Quanta 3d feg microscope

The samples were shaken using a laboratory shaker type 357 of constant vibration speed (180 rpm) (Elpin Plus, Lubawa, Poland). The pH was measured using a pH meter, CPI-505, with a glass electrode (Elmetron, Zabrze, Poland). The concentrations of Cu(II), Zn(II), Mn(II) and Fe(III) complexes with EDDS in the filtrate were determined using the spectrometer ICP-OES of 720 ES type (Varian Inc., Palo Alto, CA, USA). The sample introduction system was equipped with a glass Conikal^® nebulizer, cyclonic double pass spray chamber and three-channel peristaltic pump. The optimal operating parameters used for determination of the studied elements by the ICP-OES technique are as follows: power, 1200 W; plasma argon gas flow rate, 15 dm³/min; auxiliary argon gas flow rate, 2.25 dm³/min; nebulizer argon gas flow rate, 0.2 dm³/min; pump rate, 12 rpm; analytical wavelengths: 327.395 nm for Cu, 213.857 nm for Zn, 257.610 nm for Mn and 259.940 nm for Fe. Scanning electron microscopy images were obtained using the Quanta 3D FEG microscope with the EDS/EBSD system (FEI). Fourier transform infrared spectra of hydrogels were recorded by the attenuated total reflectance technique (FTIR-ATR), and measurements were made using a FTIR Carry 630 spectrometer (Agilent Technologies, Santa Clara, CA, USA).
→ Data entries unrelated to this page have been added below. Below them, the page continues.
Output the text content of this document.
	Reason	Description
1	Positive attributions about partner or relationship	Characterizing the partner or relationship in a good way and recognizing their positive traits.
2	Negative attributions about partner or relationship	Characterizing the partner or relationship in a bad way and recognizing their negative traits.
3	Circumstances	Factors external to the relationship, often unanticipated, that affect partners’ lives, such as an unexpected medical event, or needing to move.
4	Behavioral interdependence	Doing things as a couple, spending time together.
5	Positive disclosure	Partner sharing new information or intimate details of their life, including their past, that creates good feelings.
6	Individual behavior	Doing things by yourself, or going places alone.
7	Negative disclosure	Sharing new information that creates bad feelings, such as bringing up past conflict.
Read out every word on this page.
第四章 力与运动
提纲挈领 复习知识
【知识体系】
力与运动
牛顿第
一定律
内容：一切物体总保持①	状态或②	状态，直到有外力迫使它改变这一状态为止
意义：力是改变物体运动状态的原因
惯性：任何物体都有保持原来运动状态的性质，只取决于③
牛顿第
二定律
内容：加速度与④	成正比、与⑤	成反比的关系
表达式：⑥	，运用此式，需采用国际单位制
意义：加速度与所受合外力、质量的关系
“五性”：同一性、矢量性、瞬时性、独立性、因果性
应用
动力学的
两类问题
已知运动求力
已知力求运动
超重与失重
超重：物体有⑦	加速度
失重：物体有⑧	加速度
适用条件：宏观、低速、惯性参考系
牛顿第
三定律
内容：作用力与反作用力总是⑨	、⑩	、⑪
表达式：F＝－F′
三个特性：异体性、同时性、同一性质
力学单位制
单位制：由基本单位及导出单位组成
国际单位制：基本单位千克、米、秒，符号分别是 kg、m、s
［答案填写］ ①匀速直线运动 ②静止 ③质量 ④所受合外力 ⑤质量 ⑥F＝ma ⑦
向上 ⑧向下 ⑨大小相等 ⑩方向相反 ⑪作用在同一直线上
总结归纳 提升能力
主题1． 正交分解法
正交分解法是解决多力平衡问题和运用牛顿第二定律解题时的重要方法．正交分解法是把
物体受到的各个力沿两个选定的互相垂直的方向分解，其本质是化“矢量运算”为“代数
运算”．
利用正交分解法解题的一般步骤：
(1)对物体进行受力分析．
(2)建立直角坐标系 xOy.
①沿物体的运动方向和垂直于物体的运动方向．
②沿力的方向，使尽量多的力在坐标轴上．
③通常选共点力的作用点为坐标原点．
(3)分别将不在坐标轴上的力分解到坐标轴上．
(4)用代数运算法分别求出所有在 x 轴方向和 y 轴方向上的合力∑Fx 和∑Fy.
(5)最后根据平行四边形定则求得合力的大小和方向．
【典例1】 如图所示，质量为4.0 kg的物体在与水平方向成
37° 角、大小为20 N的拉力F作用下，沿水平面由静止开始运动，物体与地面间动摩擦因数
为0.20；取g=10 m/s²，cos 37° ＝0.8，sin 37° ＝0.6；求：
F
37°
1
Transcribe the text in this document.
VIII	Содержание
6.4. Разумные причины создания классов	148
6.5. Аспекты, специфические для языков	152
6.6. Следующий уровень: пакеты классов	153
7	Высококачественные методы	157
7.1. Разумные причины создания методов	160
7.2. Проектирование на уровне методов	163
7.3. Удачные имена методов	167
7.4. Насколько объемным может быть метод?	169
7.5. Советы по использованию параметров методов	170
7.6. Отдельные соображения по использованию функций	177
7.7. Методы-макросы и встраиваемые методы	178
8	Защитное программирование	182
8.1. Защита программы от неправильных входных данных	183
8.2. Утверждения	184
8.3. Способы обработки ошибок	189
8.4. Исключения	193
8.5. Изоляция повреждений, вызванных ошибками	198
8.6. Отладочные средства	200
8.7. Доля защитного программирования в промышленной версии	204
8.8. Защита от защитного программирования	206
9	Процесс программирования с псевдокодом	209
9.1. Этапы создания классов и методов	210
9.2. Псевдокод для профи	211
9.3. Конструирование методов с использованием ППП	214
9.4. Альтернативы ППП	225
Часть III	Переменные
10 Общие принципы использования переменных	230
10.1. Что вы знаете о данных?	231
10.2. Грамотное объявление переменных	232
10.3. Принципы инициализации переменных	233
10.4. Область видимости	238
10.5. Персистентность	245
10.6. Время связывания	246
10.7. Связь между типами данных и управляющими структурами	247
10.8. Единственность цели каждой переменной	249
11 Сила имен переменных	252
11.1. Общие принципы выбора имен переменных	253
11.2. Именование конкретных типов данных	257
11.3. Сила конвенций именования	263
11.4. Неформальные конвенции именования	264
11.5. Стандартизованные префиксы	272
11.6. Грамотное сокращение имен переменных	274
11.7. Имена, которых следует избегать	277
To evaluate the diameter of pores in the dialysis membrane, we applied Environmental Scanning Electron Microscopy (ESEM). A fragment of the dialysis membrane (1 × 1 (cm)) was placed on the SEM sample holder and the subsequent ESEM measurements were performed using the SEM Quanta 3D FEG microscope (FEI Company, Hillsboro, OR, USA) in use by the Department of Solid State Physics (Institute of Physics Jagiellonian University, Kraków, Poland). The ESEM images were collected by a Low-Vacuum Secondary Electron Detector (LVED) using an electron beam of 20 keV energy. During the measurement, the specimen was kept at 130 (Pa) of water vapor at room temperature.